L'intrigue aborde aussi le thème de la répétition des schémas, notamment entre le père et le fils. Pourquoi ?
Je voulais surtout élargir, mettre en perspective et relativiser ce que vit le personnage principal. C'est comme si le monde lui tombait sur la tête, comme si ce qu'il vivait était totalement unique, mais en fait ce qu'il vit, tous les spectateurs l'ont vécu à un moment ou à un autre de leur vie : la souffrance amoureuse, la passion amoureuse. Et le père du personnage aussi. Il y aussi l'idée qu'entre deux êtres qui peuvent sembler très différents, avec des vies très différentes, comme le père et le fils, il y a une sorte de dénominateur commun qui est la capacité à s'enflammer, à aimer, à être blessé.

Pourquoi avoir de nouveau fait appel à Vincent Macaigne comme interprète principal?

Au départ, c'est un ami que j'ai eu très envie de le filmer. Je me suis aperçu de son intensité, de sa puissance, de la tendresse et de la douceur de son regard. C'est un acteur toujours vivant, jamais lisse. Il y a aussi une confiance qui s'est installée entre nous et quelque chose d'assez personnel, de très fort, dans notre collaboration. Mais il est très probable que je fasse d'autres films sans lui, à un moment ou à un autre. Dans Tonnerre, je voulais mettre en avant son charisme et son pouvoir de séduction.

Pourquoi avoir tourné en 16mm ?
Pour des raisons un peu sentimentales et pour d'autres plus profondes. Nourri par des films que j'ai aimés, j'avais très envie depuis longtemps de faire un film avec Bernard Menez et j'avais du mal à l'imaginer filmé en numérique. Et il y avait une texture d'image à laquelle je tenais, un rapport à la fois à ce que l'on vit d'heureux dans le présent, par exemple dans une histoire amoureuse, et ce qui est en fait déjà en train de finir, de se perdre et l'on ne le sait pas encore. La scène de ski de fond est déjà presque une sorte de souvenir car l'on pressent que quelque chose va mal tourner et qu'il faut d'autant plus savourer ces moments d'euphorie que les personnages partagent. Il y a quelque chose d'assez mélancolique, de presque tragique, dans le fait que ces moments sont déjà presque morts au moment où les personnages les vivent. Et le grain de la pellicule évoque le film de vacances, quelque chose d'un peu pris par le passé.

Comment abordez-vous les aspects de production, le financement ?
Avant, j'étais producteur de mes films et j'ai eu un peu de mal à lâcher les rênes. Mais il y a eu la rencontre avec Alice Girard et la philosophie de production de Rectangle me convenait très bien : ils laissent beaucoup de liberté au réalisateur et ils s'adaptent à la taille des projets avec des projets énormes et d'autres beaucoup plus petits comme le mien.
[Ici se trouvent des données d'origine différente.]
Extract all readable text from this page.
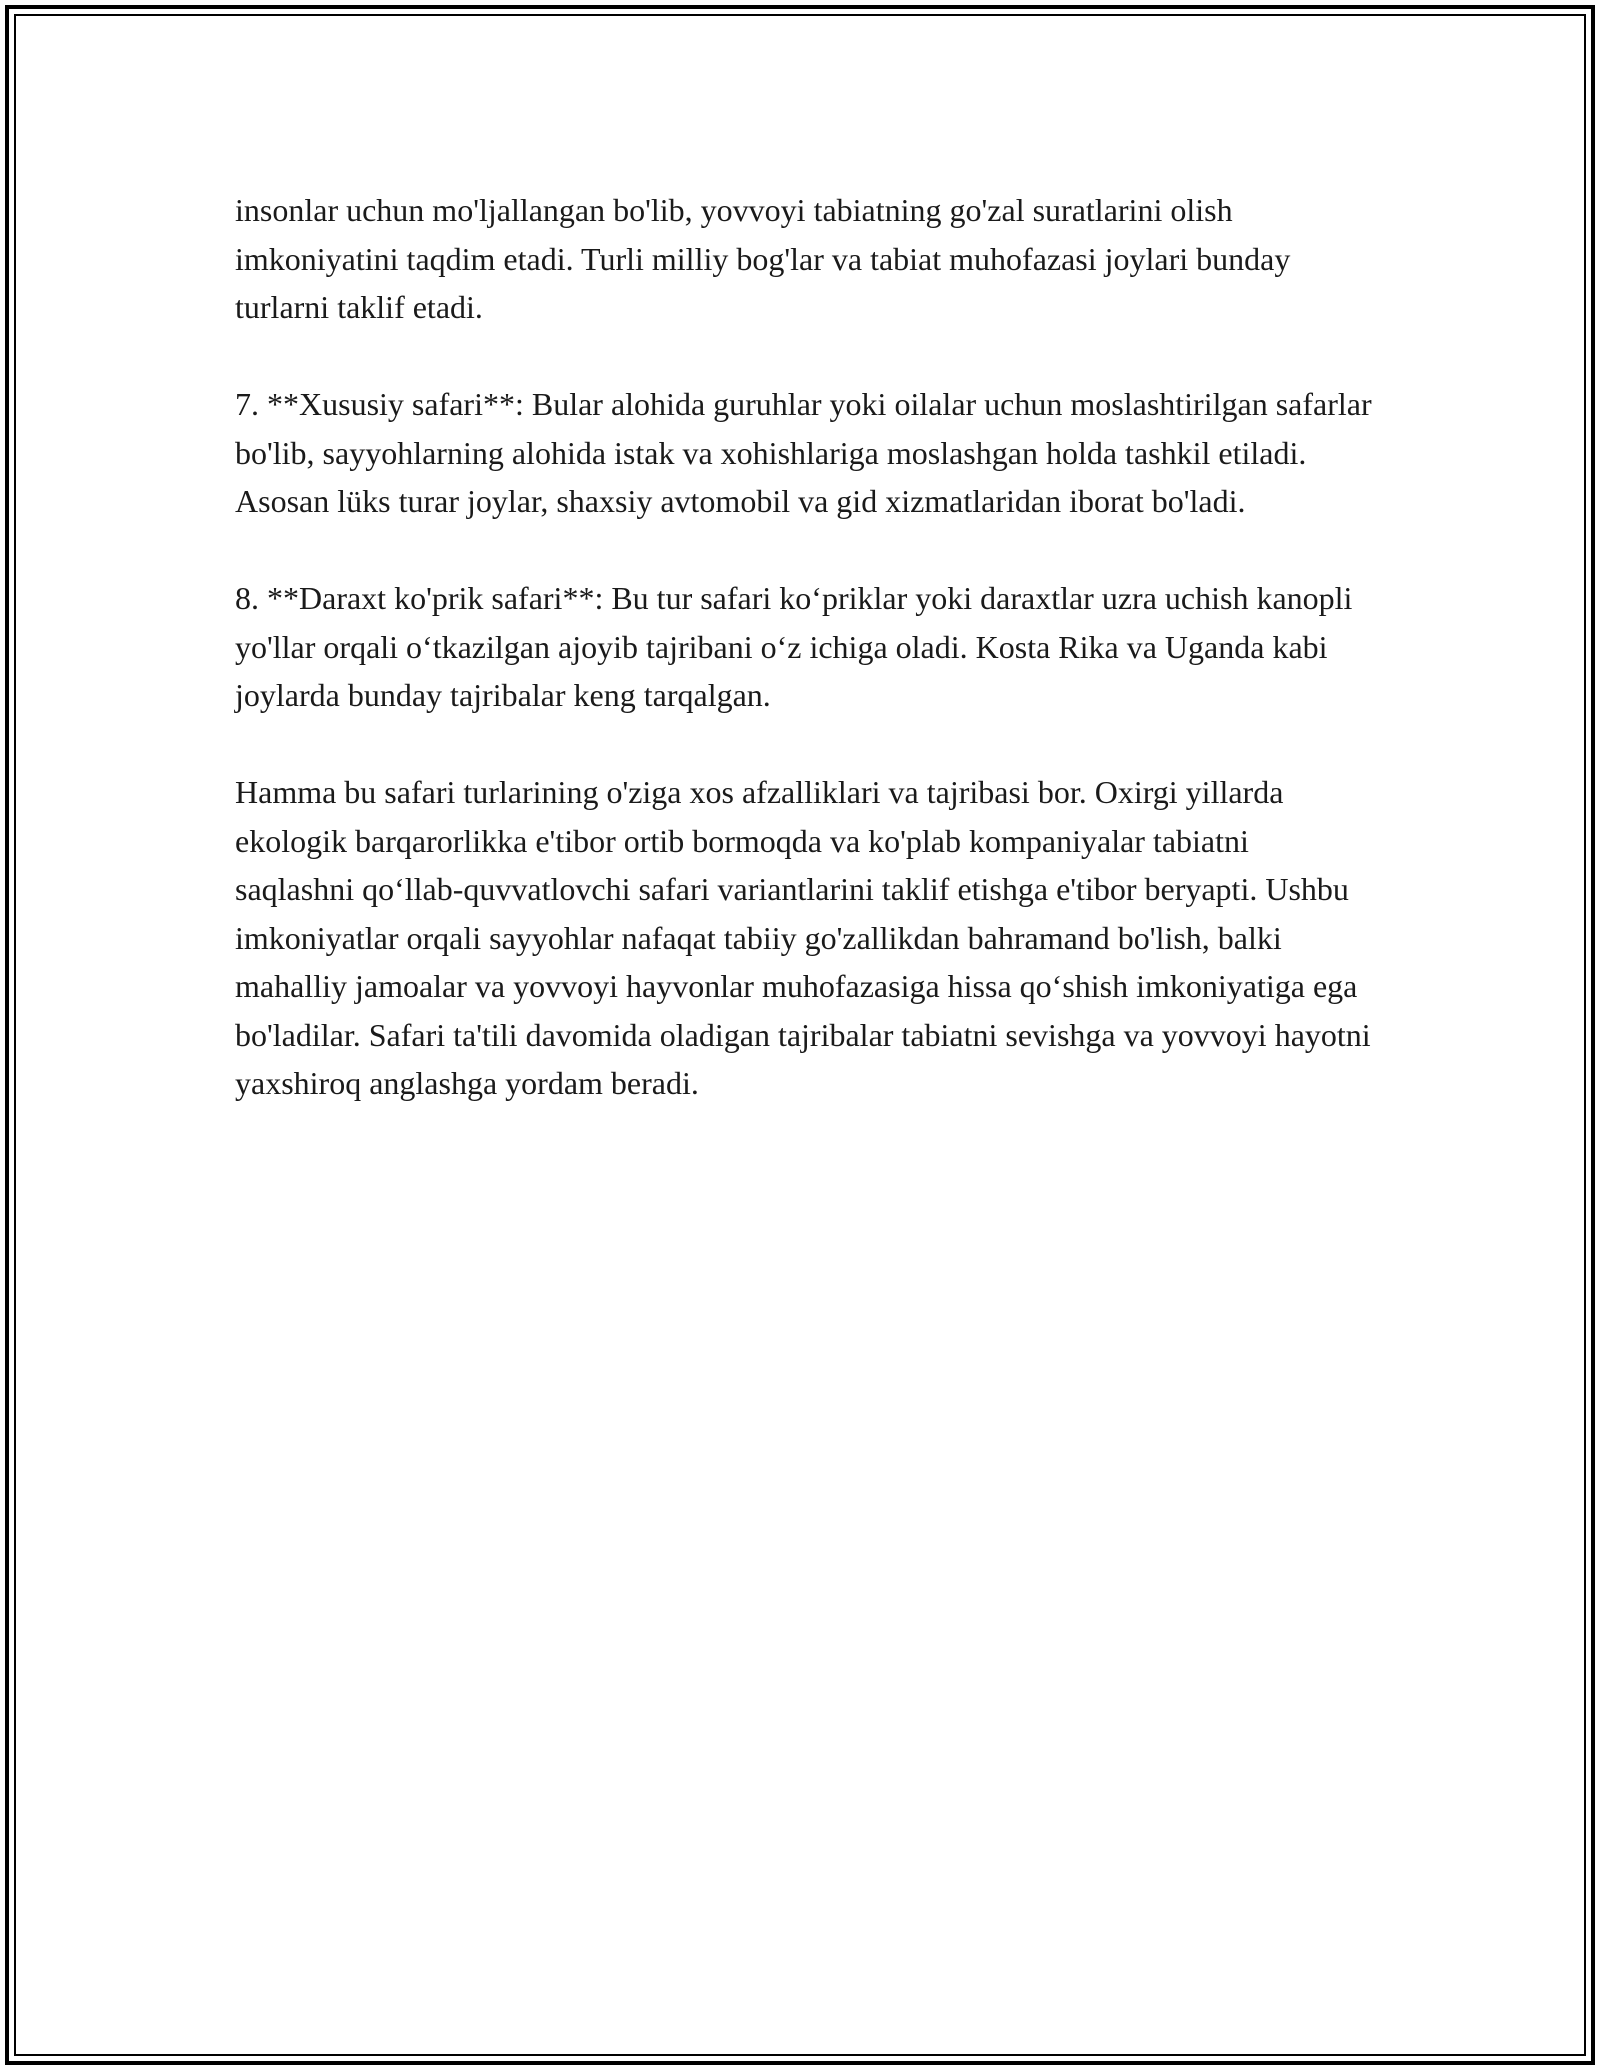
insonlar uchun mo'ljallangan bo'lib, yovvoyi tabiatning go'zal suratlarini olish imkoniyatini taqdim etadi. Turli milliy bog'lar va tabiat muhofazasi joylari bunday turlarni taklif etadi.

7. **Xususiy safari**: Bular alohida guruhlar yoki oilalar uchun moslashtirilgan safarlar bo'lib, sayyohlarning alohida istak va xohishlariga moslashgan holda tashkil etiladi. Asosan lüks turar joylar, shaxsiy avtomobil va gid xizmatlaridan iborat bo'ladi.

8. **Daraxt ko'prik safari**: Bu tur safari ko‘priklar yoki daraxtlar uzra uchish kanopli yo'llar orqali o‘tkazilgan ajoyib tajribani o‘z ichiga oladi. Kosta Rika va Uganda kabi joylarda bunday tajribalar keng tarqalgan.

Hamma bu safari turlarining o'ziga xos afzalliklari va tajribasi bor. Oxirgi yillarda ekologik barqarorlikka e'tibor ortib bormoqda va ko'plab kompaniyalar tabiatni saqlashni qo‘llab-quvvatlovchi safari variantlarini taklif etishga e'tibor beryapti. Ushbu imkoniyatlar orqali sayyohlar nafaqat tabiiy go'zallikdan bahramand bo'lish, balki mahalliy jamoalar va yovvoyi hayvonlar muhofazasiga hissa qo‘shish imkoniyatiga ega bo'ladilar. Safari ta'tili davomida oladigan tajribalar tabiatni sevishga va yovvoyi hayotni yaxshiroq anglashga yordam beradi.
Je n'ai eu aucune pression de casting, j'ai travaillé de nouveau avec Vincent Macaigne et avec mon équipe technique. Je me suis simplement aperçu que quand on passe au long métrage, tout coûte plus cher et un film que je pensais pouvoir faire pour très peu d'argent a quand même coûté 1,3 M€ en fabrication. Mais pour l'instant, je ne regrette pas trop mon indépendance.

Où en est votre prochain projet ?
Je suis en tout début d'écriture et ce n'est pas un film qui se tournera avant 2015, dans le meilleur des cas.